As expected, Microsoft today released a cumulative update for Internet Explorer addressing the zero-day vulnerability in the browser being actively exploited in the wild. Security Update MS 12-063 patches not only the critical remote-execution zero-day, but four other vulnerabilities privately disclosed to Microsoft that are not being exploited.
The most critical vulnerability is the execCommand Use After Free flaw in IE versions 6-9. The vulnerability occurs because of a faulty way in which IE access objects in memory that have not been deleted or properly allocated. Successful exploits will give the attacker the same privileges as the user.
Exploits were discovered this week by a pair of research teams. Eric Romang, a Metasploit contributor, found the first last weekend while monitoring servers infected by a pair of recent Java zero-day exploits. Romang found a pair of HTML pages, an executable and a Flash movie file that triggers the executable when a user lands on one of the malicious HTML pages. The first exploit dropped the PoisonIvy remote access Trojan.

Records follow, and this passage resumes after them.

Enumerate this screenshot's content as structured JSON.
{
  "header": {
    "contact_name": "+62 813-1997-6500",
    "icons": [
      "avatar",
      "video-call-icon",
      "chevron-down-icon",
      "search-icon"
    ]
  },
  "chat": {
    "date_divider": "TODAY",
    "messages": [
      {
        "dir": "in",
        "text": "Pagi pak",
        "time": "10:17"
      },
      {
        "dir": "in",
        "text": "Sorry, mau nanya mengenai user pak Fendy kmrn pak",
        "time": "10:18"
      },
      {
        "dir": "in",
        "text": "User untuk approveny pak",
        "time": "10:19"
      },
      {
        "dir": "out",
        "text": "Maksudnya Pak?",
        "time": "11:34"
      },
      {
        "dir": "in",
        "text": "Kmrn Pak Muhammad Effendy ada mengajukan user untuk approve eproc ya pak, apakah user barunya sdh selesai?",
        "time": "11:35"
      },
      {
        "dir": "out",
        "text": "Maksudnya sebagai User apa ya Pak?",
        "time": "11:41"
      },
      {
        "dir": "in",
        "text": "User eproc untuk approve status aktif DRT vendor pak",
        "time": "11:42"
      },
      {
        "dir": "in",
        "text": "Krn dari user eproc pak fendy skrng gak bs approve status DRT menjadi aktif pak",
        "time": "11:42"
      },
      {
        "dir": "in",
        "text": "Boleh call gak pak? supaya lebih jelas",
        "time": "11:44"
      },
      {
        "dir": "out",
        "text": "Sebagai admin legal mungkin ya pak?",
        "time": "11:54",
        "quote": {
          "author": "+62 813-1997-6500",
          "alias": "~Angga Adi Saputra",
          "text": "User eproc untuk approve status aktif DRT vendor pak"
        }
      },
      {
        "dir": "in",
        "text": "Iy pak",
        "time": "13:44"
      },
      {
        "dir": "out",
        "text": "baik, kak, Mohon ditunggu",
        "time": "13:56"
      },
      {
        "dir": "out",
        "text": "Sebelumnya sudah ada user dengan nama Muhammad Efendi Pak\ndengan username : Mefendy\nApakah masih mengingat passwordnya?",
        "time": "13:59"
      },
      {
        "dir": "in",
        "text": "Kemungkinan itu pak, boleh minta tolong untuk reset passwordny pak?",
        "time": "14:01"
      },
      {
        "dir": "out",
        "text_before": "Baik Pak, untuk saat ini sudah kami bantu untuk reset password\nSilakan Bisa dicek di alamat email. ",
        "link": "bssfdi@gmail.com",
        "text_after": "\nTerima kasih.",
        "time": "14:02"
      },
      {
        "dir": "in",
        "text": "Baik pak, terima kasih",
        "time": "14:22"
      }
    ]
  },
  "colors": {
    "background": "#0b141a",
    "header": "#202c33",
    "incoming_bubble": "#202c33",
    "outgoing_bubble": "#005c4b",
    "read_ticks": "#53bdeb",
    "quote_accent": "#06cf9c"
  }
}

A few days later, researcher Jamie Blasco at AlienVault found three more exploits, including one that dropped the PlugX RAT. All of these exploits are tied to Nitro, a hacker group in China. The three latest exploits all target defense contractors in either the United States or India. Blasco had evidence within his research that these three exploits were built before the release of the Metasploit module and was able to tie them to Nitro because he found files named after a video game character from Warlock: Master of the Arcane; other files tied to previously tied to Nitro were similarly named.
Microsoft responded in stages throughout the week, first recommending several workarounds, before making a FixIt solution available that would temporarily mitigate the vulnerability until today’s patch was available. Microsoft announced it would release today’s patch late Wednesday night.